I was struck by the atmosphere and depth in an oil by an artist who was new to me, Sydney Laurence (1865-1940), Mt. McKinley from 1922.






N.C. Wyeth (1882-1945), oil I shall never forget the sight... from 1918.







The Winter Campaign, an oil by Frederic Remington (1861-1909) was painted during the artist's final year. It is a scene from the military campaigns against the Native American Remington witnessed as a correspondent during the the 1880's.







Wonderfully light-filled shadows are a hallmark of this oil by Joseph Henry Sharp (1859-1953), The Gift Dance Drummers, circa 1920. 

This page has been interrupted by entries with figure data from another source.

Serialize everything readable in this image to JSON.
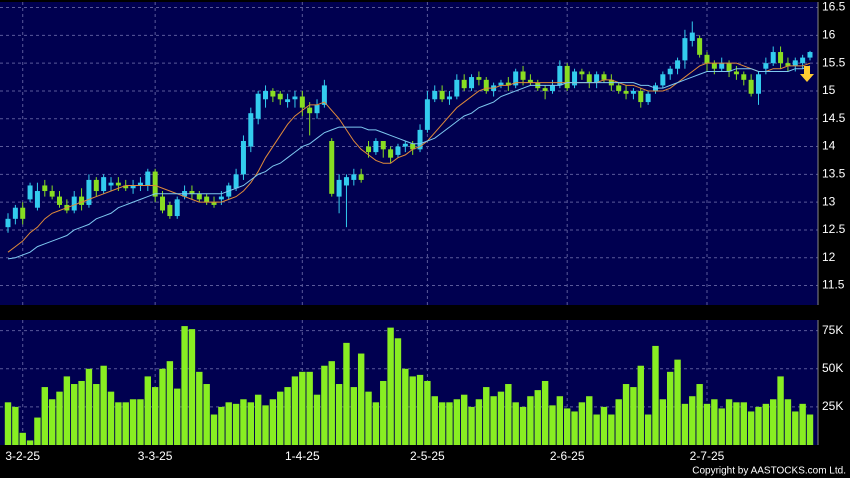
{
  "chart_data": [
    {
      "type": "candlestick",
      "categories": [
        null,
        null,
        "3-2-25",
        null,
        null,
        null,
        null,
        null,
        null,
        null,
        null,
        null,
        null,
        null,
        null,
        null,
        null,
        null,
        null,
        null,
        "3-3-25",
        null,
        null,
        null,
        null,
        null,
        null,
        null,
        null,
        null,
        null,
        null,
        null,
        null,
        null,
        null,
        null,
        null,
        null,
        null,
        "1-4-25",
        null,
        null,
        null,
        null,
        null,
        null,
        null,
        null,
        null,
        null,
        null,
        null,
        null,
        null,
        null,
        null,
        "2-5-25",
        null,
        null,
        null,
        null,
        null,
        null,
        null,
        null,
        null,
        null,
        null,
        null,
        null,
        null,
        null,
        null,
        null,
        null,
        "2-6-25",
        null,
        null,
        null,
        null,
        null,
        null,
        null,
        null,
        null,
        null,
        null,
        null,
        null,
        null,
        null,
        null,
        null,
        null,
        "2-7-25",
        null,
        null,
        null,
        null,
        null,
        null,
        null,
        null,
        null,
        null,
        null,
        null,
        null,
        null
      ],
      "open": [
        12.55,
        12.7,
        12.9,
        13.05,
        12.9,
        13.3,
        13.2,
        13.1,
        12.95,
        12.85,
        13.1,
        12.95,
        13.4,
        13.2,
        13.3,
        13.35,
        13.3,
        13.25,
        13.3,
        13.3,
        13.55,
        13.1,
        12.95,
        12.75,
        13.1,
        13.2,
        13.15,
        13.1,
        13.0,
        13.05,
        13.1,
        13.25,
        13.5,
        14.0,
        14.5,
        14.85,
        15.0,
        14.95,
        14.8,
        14.85,
        14.9,
        14.7,
        14.6,
        14.75,
        14.1,
        13.1,
        13.3,
        13.4,
        13.5,
        14.0,
        13.9,
        14.1,
        13.95,
        13.85,
        14.0,
        14.05,
        13.95,
        14.3,
        14.85,
        15.0,
        14.85,
        14.9,
        15.2,
        15.05,
        15.25,
        15.2,
        15.0,
        15.1,
        15.15,
        15.1,
        15.35,
        15.2,
        15.15,
        15.05,
        15.0,
        15.1,
        15.45,
        15.1,
        15.35,
        15.3,
        15.15,
        15.3,
        15.2,
        15.1,
        15.0,
        14.95,
        15.0,
        14.8,
        15.0,
        15.1,
        15.3,
        15.4,
        15.55,
        15.9,
        15.95,
        15.65,
        15.5,
        15.4,
        15.5,
        15.35,
        15.3,
        15.2,
        14.95,
        15.4,
        15.5,
        15.7,
        15.5,
        15.45,
        15.5,
        15.6
      ],
      "high": [
        12.8,
        12.95,
        13.0,
        13.35,
        13.35,
        13.4,
        13.3,
        13.2,
        13.05,
        13.2,
        13.25,
        13.5,
        13.45,
        13.5,
        13.45,
        13.45,
        13.4,
        13.4,
        13.45,
        13.6,
        13.6,
        13.2,
        13.0,
        13.1,
        13.3,
        13.3,
        13.2,
        13.15,
        13.1,
        13.2,
        13.35,
        13.6,
        14.2,
        14.7,
        15.0,
        15.1,
        15.05,
        15.0,
        14.95,
        15.0,
        15.0,
        14.8,
        14.85,
        15.2,
        14.15,
        13.5,
        13.5,
        13.6,
        13.6,
        14.1,
        14.15,
        14.1,
        14.0,
        14.05,
        14.1,
        14.1,
        14.4,
        15.0,
        15.1,
        15.1,
        15.0,
        15.3,
        15.3,
        15.3,
        15.35,
        15.25,
        15.15,
        15.2,
        15.25,
        15.4,
        15.45,
        15.3,
        15.2,
        15.1,
        15.2,
        15.55,
        15.5,
        15.4,
        15.4,
        15.35,
        15.35,
        15.35,
        15.3,
        15.15,
        15.1,
        15.05,
        15.05,
        15.0,
        15.15,
        15.35,
        15.45,
        15.6,
        16.1,
        16.25,
        16.0,
        15.7,
        15.55,
        15.6,
        15.55,
        15.45,
        15.35,
        15.3,
        15.35,
        15.6,
        15.8,
        15.8,
        15.6,
        15.6,
        15.65,
        15.72
      ],
      "low": [
        12.45,
        12.6,
        12.6,
        13.0,
        12.85,
        13.1,
        13.05,
        12.9,
        12.8,
        12.8,
        12.85,
        12.9,
        13.1,
        13.15,
        13.2,
        13.2,
        13.2,
        13.15,
        13.2,
        13.2,
        13.0,
        12.8,
        12.7,
        12.7,
        13.05,
        13.05,
        13.0,
        12.95,
        12.9,
        12.95,
        13.05,
        13.2,
        13.4,
        13.9,
        14.4,
        14.7,
        14.8,
        14.75,
        14.7,
        14.7,
        14.55,
        14.2,
        14.5,
        14.7,
        13.1,
        12.8,
        12.55,
        13.3,
        13.35,
        13.8,
        13.85,
        13.8,
        13.7,
        13.8,
        13.9,
        13.85,
        13.9,
        14.25,
        14.8,
        14.8,
        14.75,
        14.85,
        15.0,
        15.0,
        15.1,
        14.95,
        14.9,
        15.05,
        15.0,
        15.05,
        15.1,
        15.1,
        15.0,
        14.85,
        14.95,
        15.05,
        15.0,
        15.05,
        15.2,
        15.05,
        15.05,
        15.15,
        15.0,
        14.95,
        14.85,
        14.85,
        14.7,
        14.75,
        14.95,
        15.05,
        15.2,
        15.3,
        15.4,
        15.8,
        15.6,
        15.35,
        15.3,
        15.35,
        15.25,
        15.2,
        15.1,
        14.9,
        14.75,
        15.3,
        15.45,
        15.4,
        15.35,
        15.35,
        15.4,
        15.55
      ],
      "close": [
        12.7,
        12.9,
        12.7,
        13.3,
        13.2,
        13.2,
        13.1,
        12.95,
        12.85,
        13.1,
        12.95,
        13.4,
        13.2,
        13.45,
        13.35,
        13.3,
        13.25,
        13.3,
        13.35,
        13.55,
        13.1,
        12.85,
        12.75,
        13.05,
        13.2,
        13.15,
        13.05,
        13.0,
        12.95,
        13.1,
        13.3,
        13.5,
        14.1,
        14.6,
        14.95,
        15.0,
        14.9,
        14.85,
        14.85,
        14.9,
        14.7,
        14.6,
        14.75,
        15.1,
        13.15,
        13.4,
        13.45,
        13.5,
        13.4,
        13.9,
        14.1,
        13.95,
        13.8,
        14.0,
        14.05,
        13.95,
        14.3,
        14.85,
        15.0,
        14.85,
        14.9,
        15.2,
        15.05,
        15.25,
        15.2,
        15.0,
        15.1,
        15.15,
        15.1,
        15.35,
        15.2,
        15.15,
        15.05,
        15.0,
        15.1,
        15.45,
        15.05,
        15.35,
        15.3,
        15.15,
        15.3,
        15.2,
        15.1,
        15.0,
        14.95,
        15.0,
        14.8,
        14.95,
        15.1,
        15.3,
        15.4,
        15.55,
        15.95,
        16.05,
        15.65,
        15.5,
        15.4,
        15.5,
        15.35,
        15.3,
        15.2,
        14.95,
        15.3,
        15.5,
        15.7,
        15.5,
        15.45,
        15.55,
        15.6,
        15.7
      ],
      "up_color": "#33ccee",
      "down_color": "#88dd22",
      "series": [
        {
          "color": "#e08a3a",
          "values": [
            12.1,
            12.2,
            12.3,
            12.45,
            12.55,
            12.7,
            12.8,
            12.85,
            12.9,
            12.95,
            13.0,
            13.05,
            13.1,
            13.15,
            13.2,
            13.25,
            13.3,
            13.3,
            13.3,
            13.3,
            13.3,
            13.25,
            13.2,
            13.15,
            13.1,
            13.05,
            13.0,
            13.0,
            13.0,
            13.0,
            13.05,
            13.1,
            13.2,
            13.35,
            13.55,
            13.8,
            14.0,
            14.2,
            14.4,
            14.55,
            14.65,
            14.75,
            14.75,
            14.8,
            14.65,
            14.5,
            14.3,
            14.1,
            13.95,
            13.85,
            13.75,
            13.7,
            13.7,
            13.8,
            13.85,
            13.95,
            14.0,
            14.1,
            14.25,
            14.4,
            14.55,
            14.7,
            14.8,
            14.9,
            15.0,
            15.05,
            15.05,
            15.1,
            15.1,
            15.15,
            15.15,
            15.15,
            15.15,
            15.15,
            15.15,
            15.15,
            15.15,
            15.15,
            15.15,
            15.15,
            15.15,
            15.2,
            15.2,
            15.15,
            15.1,
            15.1,
            15.05,
            15.0,
            15.0,
            15.0,
            15.05,
            15.15,
            15.25,
            15.35,
            15.45,
            15.5,
            15.5,
            15.5,
            15.5,
            15.5,
            15.45,
            15.4,
            15.35,
            15.35,
            15.4,
            15.4,
            15.45,
            15.45,
            15.45,
            15.5
          ]
        },
        {
          "color": "#7ec8f0",
          "values": [
            11.98,
            12.0,
            12.05,
            12.1,
            12.2,
            12.25,
            12.3,
            12.35,
            12.4,
            12.5,
            12.55,
            12.6,
            12.7,
            12.75,
            12.8,
            12.9,
            12.95,
            13.0,
            13.05,
            13.1,
            13.15,
            13.15,
            13.15,
            13.15,
            13.15,
            13.15,
            13.15,
            13.15,
            13.15,
            13.15,
            13.2,
            13.25,
            13.3,
            13.4,
            13.5,
            13.55,
            13.65,
            13.7,
            13.8,
            13.9,
            14.0,
            14.05,
            14.15,
            14.25,
            14.3,
            14.35,
            14.35,
            14.35,
            14.35,
            14.3,
            14.3,
            14.25,
            14.2,
            14.15,
            14.1,
            14.05,
            14.05,
            14.1,
            14.15,
            14.25,
            14.35,
            14.45,
            14.55,
            14.6,
            14.7,
            14.75,
            14.8,
            14.9,
            14.95,
            15.0,
            15.05,
            15.1,
            15.1,
            15.1,
            15.1,
            15.1,
            15.15,
            15.15,
            15.15,
            15.15,
            15.15,
            15.15,
            15.15,
            15.15,
            15.15,
            15.15,
            15.1,
            15.1,
            15.05,
            15.05,
            15.1,
            15.15,
            15.2,
            15.25,
            15.3,
            15.35,
            15.35,
            15.35,
            15.35,
            15.4,
            15.4,
            15.4,
            15.35,
            15.35,
            15.35,
            15.35,
            15.35,
            15.4,
            15.4,
            15.45
          ]
        }
      ],
      "ylim": [
        11.15,
        16.6
      ],
      "yticks": [
        11.5,
        12,
        12.5,
        13,
        13.5,
        14,
        14.5,
        15,
        15.5,
        16,
        16.5
      ],
      "grid": true
    },
    {
      "type": "bar",
      "values": [
        28000,
        25000,
        8000,
        3000,
        18000,
        38000,
        30000,
        35000,
        45000,
        40000,
        42000,
        50000,
        40000,
        52000,
        35000,
        28000,
        28000,
        30000,
        30000,
        45000,
        38000,
        50000,
        55000,
        37000,
        78000,
        76000,
        48000,
        40000,
        20000,
        25000,
        28000,
        27000,
        30000,
        28000,
        33000,
        26000,
        30000,
        35000,
        38000,
        45000,
        48000,
        48000,
        33000,
        52000,
        55000,
        40000,
        67000,
        38000,
        60000,
        35000,
        28000,
        42000,
        77000,
        70000,
        50000,
        45000,
        46000,
        42000,
        32000,
        28000,
        28000,
        30000,
        33000,
        25000,
        30000,
        38000,
        32000,
        35000,
        40000,
        28000,
        25000,
        32000,
        36000,
        42000,
        26000,
        32000,
        24000,
        22000,
        28000,
        32000,
        20000,
        25000,
        20000,
        30000,
        40000,
        38000,
        52000,
        20000,
        65000,
        30000,
        48000,
        56000,
        27000,
        32000,
        40000,
        27000,
        30000,
        24000,
        30000,
        28000,
        28000,
        22000,
        25000,
        27000,
        30000,
        45000,
        30000,
        22000,
        27000,
        20000
      ],
      "color": "#88ee22",
      "ylim": [
        0,
        82000
      ],
      "yticks": [
        {
          "value": 25000,
          "label": "25K"
        },
        {
          "value": 50000,
          "label": "50K"
        },
        {
          "value": 75000,
          "label": "75K"
        }
      ],
      "grid": true
    }
  ],
  "copyright": "Copyright by AASTOCKS.com Ltd."
}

A Time of Hunger, an oil from 1975 by the painter John F. Clymer (1907-1989). Several years ago I had an exhibition of my own paintings in the Clymer Museum in Ellensburg, WA that is devoted to Clymer's art. I lived in that town for a year when I taught painting at Central Washington University but unfortunately wasn't aware of Clymer's work in those days. I think he had a terrific  feeling for the snow in this painting.





A custom made metal bear emerges from one of light fixtures in the Museum's Members' Gallery. It made me laugh.






Here's Alice in one of the galleries. The day we visited the town of Corning was bitterly cold, though the Rockwell itself was cozy. Nonetheless I think Alice was secretly wishing there was a blaze going in this fireplace.